Carsten turned to Luke Hoskins and said, “I hope to Jesus he’s found something worth our while to fight. Otherwise, we’re going to have to turn around and head back to Chile.”
“Goddamn ocean is a big place,” Hoskins said, “and the limeys’ convoys are hugging the shore now that they know we’re in the neighborhood.”
“We’ve got to hit ’em in Argentine waters, too,” Carsten agreed unhappily. “If we sink half a dozen freighters inside Brazilian territory, it’s even money whether we scare Dom Pedro IV into coming in on our side or make him so mad, he’ll declare for the Entente.”
“I don’t want to get all that close inshore,” Hoskins said. “The limeys have been selling those damn little torpedo boats to Argentina the last twenty years, and everybody and his brother’s been selling ’em to the Empire of Brazil. Run up against one of those babies when you’re looking in the wrong direction and it’s liable to ruin your whole day.”
That was more talk from the shell-heaver than Sam had heard for the past week. “Those torpedo boats are one of the reasons we’ve got the destroyers playing tag with us,” he said.
“Come on, Sam, I know that—I didn’t ride into town on a load of turnips,” Luke Hoskins answered. “Here, let me ask it like this: are you happier knowing your neck is on the line if somebody on one of those goddamn pipsqueak four-stackers didn’t polish his telescope when he should have? Damned if I am, I’ll tell you that much.”
“Well, hell,” Sam said, “when you put it like that, I’m not, either.” He stared over toward the nearest destroyer, as if to make certain nobody on deck was asleep at the switch.

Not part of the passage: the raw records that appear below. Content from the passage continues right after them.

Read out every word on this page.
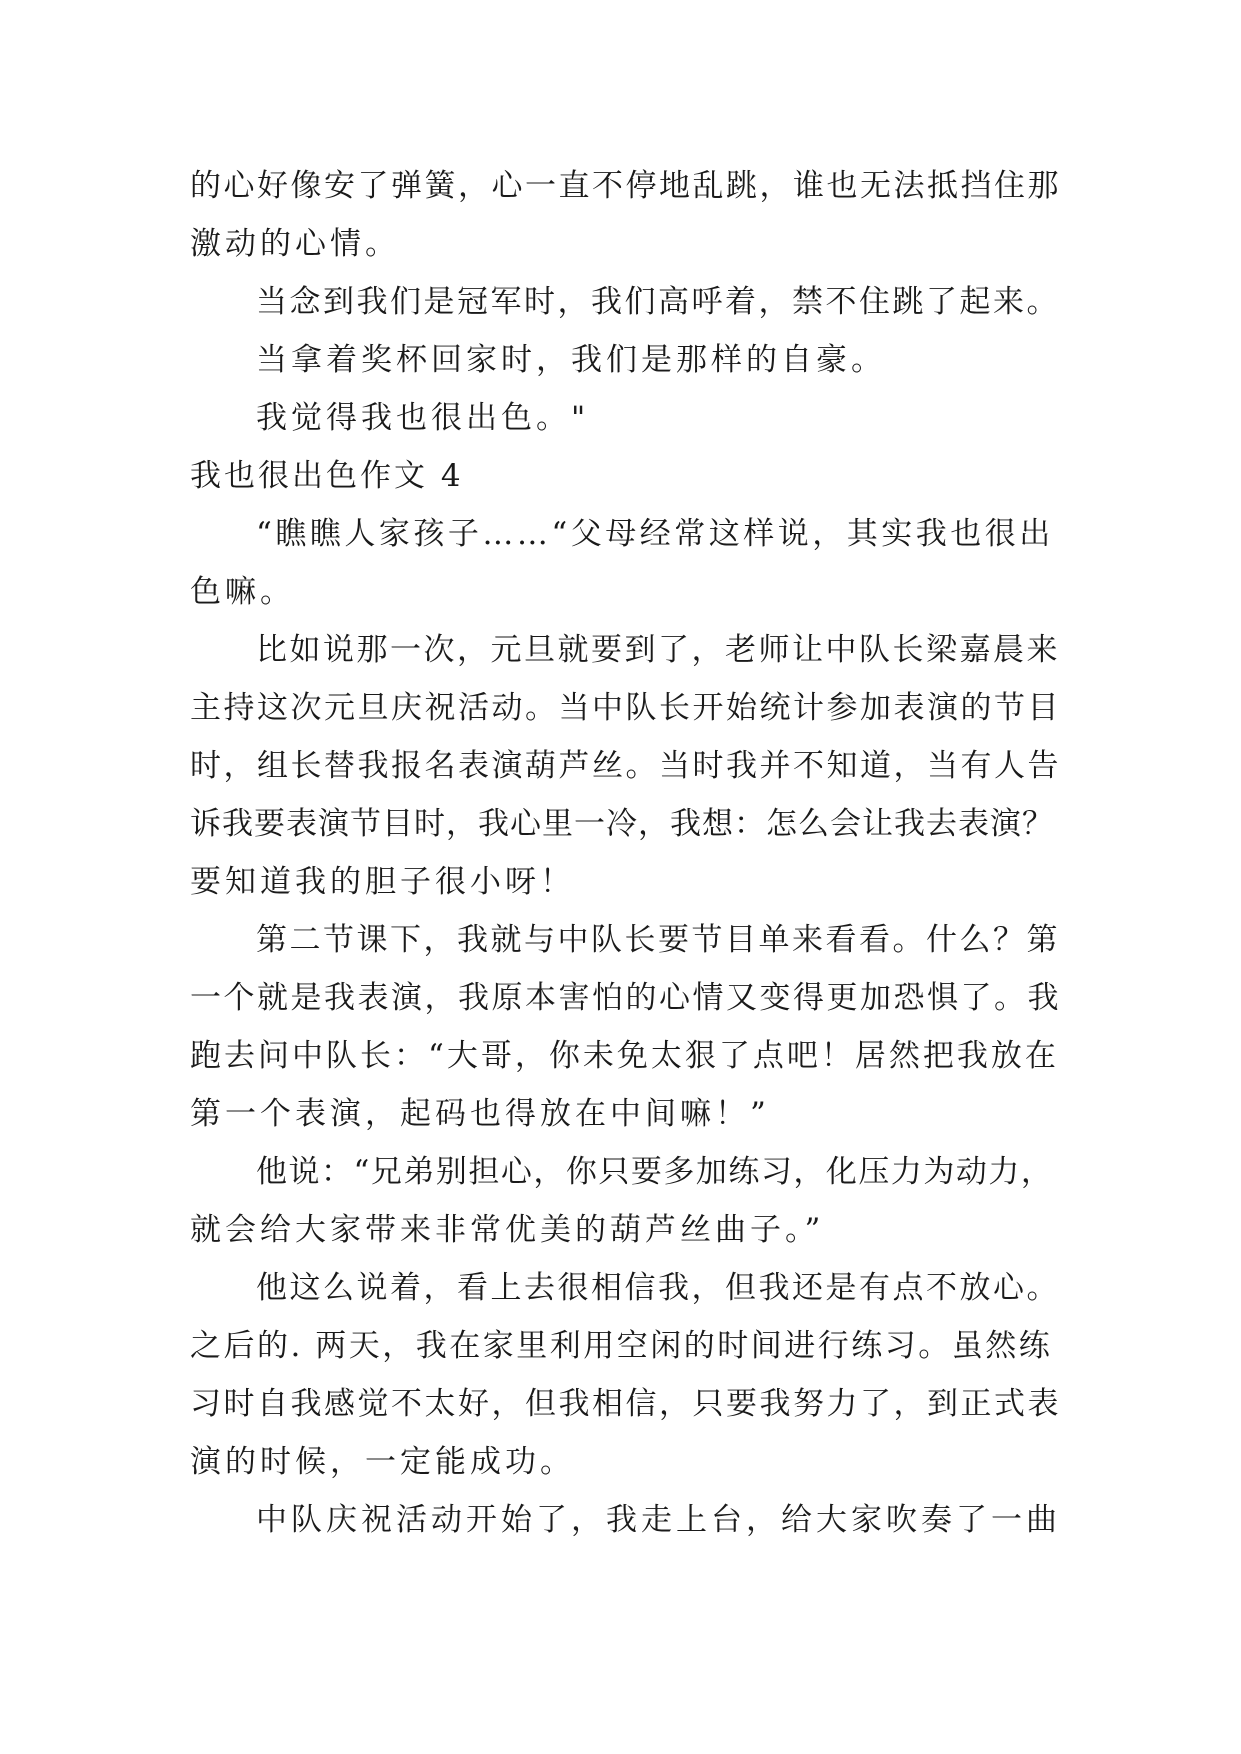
的心好像安了弹簧，心一直不停地乱跳，谁也无法抵挡住那
激动的心情。
当念到我们是冠军时，我们高呼着，禁不住跳了起来。
当拿着奖杯回家时，我们是那样的自豪。
我觉得我也很出色。"
我也很出色作文 4
“瞧瞧人家孩子……“父母经常这样说，其实我也很出
色嘛。
比如说那一次，元旦就要到了，老师让中队长梁嘉晨来
主持这次元旦庆祝活动。当中队长开始统计参加表演的节目
时，组长替我报名表演葫芦丝。当时我并不知道，当有人告
诉我要表演节目时，我心里一冷，我想：怎么会让我去表演？
要知道我的胆子很小呀！
第二节课下，我就与中队长要节目单来看看。什么？第
一个就是我表演，我原本害怕的心情又变得更加恐惧了。我
跑去问中队长：“大哥，你未免太狠了点吧！居然把我放在
第一个表演，起码也得放在中间嘛！”
他说：“兄弟别担心，你只要多加练习，化压力为动力，
就会给大家带来非常优美的葫芦丝曲子。”
他这么说着，看上去很相信我，但我还是有点不放心。
之后的. 两天，我在家里利用空闲的时间进行练习。虽然练
习时自我感觉不太好，但我相信，只要我努力了，到正式表
演的时候，一定能成功。
中队庆祝活动开始了，我走上台，给大家吹奏了一曲
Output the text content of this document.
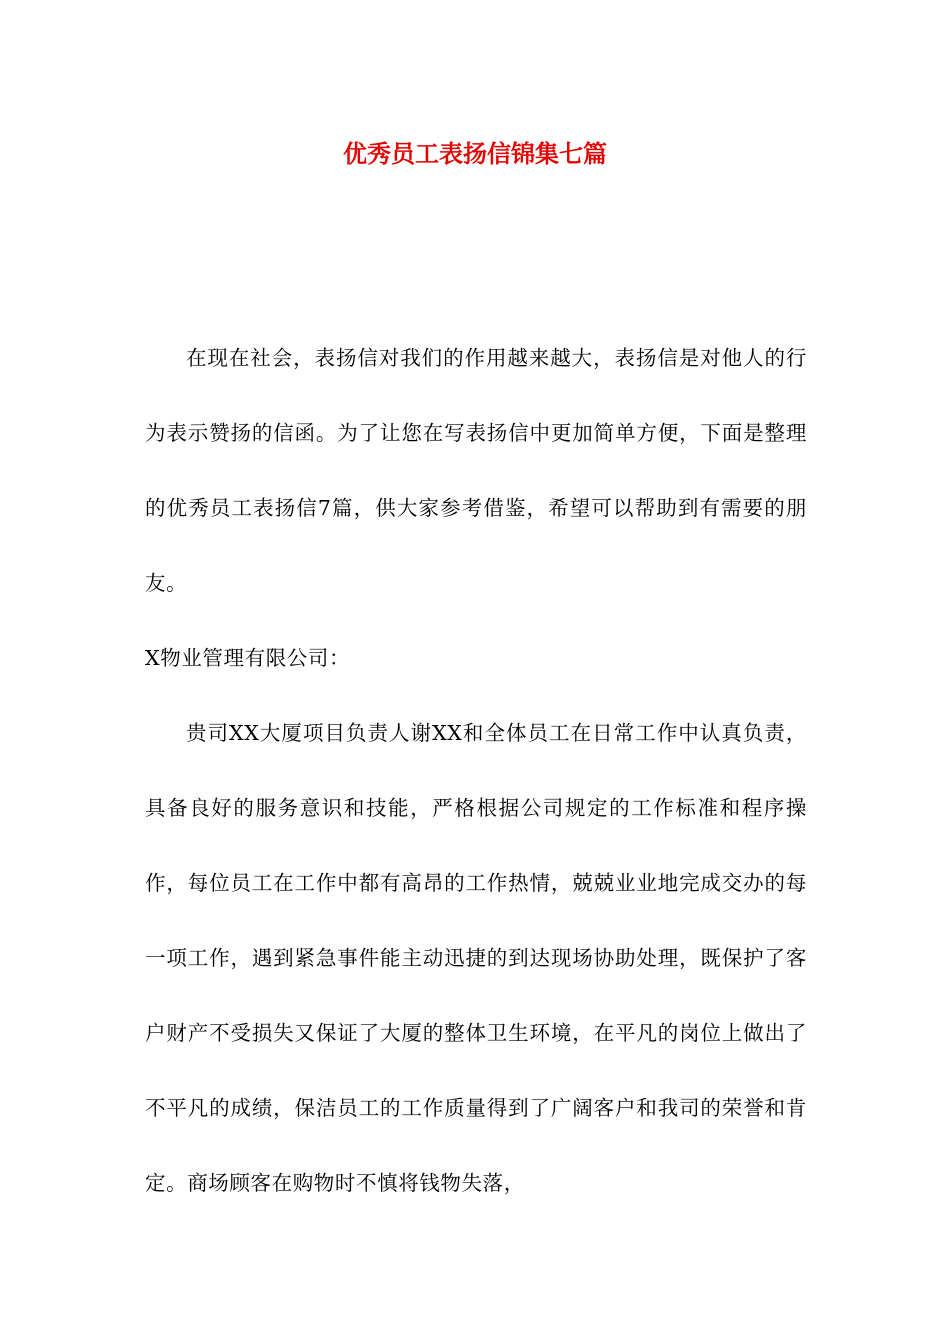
优秀员工表扬信锦集七篇

在现在社会，表扬信对我们的作用越来越大，表扬信是对他人的行为表示赞扬的信函。为了让您在写表扬信中更加简单方便，下面是整理的优秀员工表扬信7篇，供大家参考借鉴，希望可以帮助到有需要的朋友。

X物业管理有限公司：

贵司XX大厦项目负责人谢XX和全体员工在日常工作中认真负责，具备良好的服务意识和技能，严格根据公司规定的工作标准和程序操作，每位员工在工作中都有高昂的工作热情，兢兢业业地完成交办的每一项工作，遇到紧急事件能主动迅捷的到达现场协助处理，既保护了客户财产不受损失又保证了大厦的整体卫生环境，在平凡的岗位上做出了不平凡的成绩，保洁员工的工作质量得到了广阔客户和我司的荣誉和肯定。商场顾客在购物时不慎将钱物失落，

Out swung the crane. It plucked the aeroplane out of the water and hoisted it, pilot and all, onto the deck of the
Dakota
. As usual, Sam tried to get close enough to the machine to hear what the pilot was telling the officers who crowded round him. As usual, he failed.
Frustrated, he turned away—and almost ran into Vic Crosetti. “Stickin’ your nose in where it don’t belong, ain’t you, Sam?” Crosetti said.
“Yeah, same as you are,” Carsten returned.
Crosetti laughed, altogether unembarrassed. “Hey, everybody can tell I got a big nose, right?” He put a hand on the organ in question, which was indeed of formidable proportions. “You know what they say—big in the nose means big somewhere else, too.”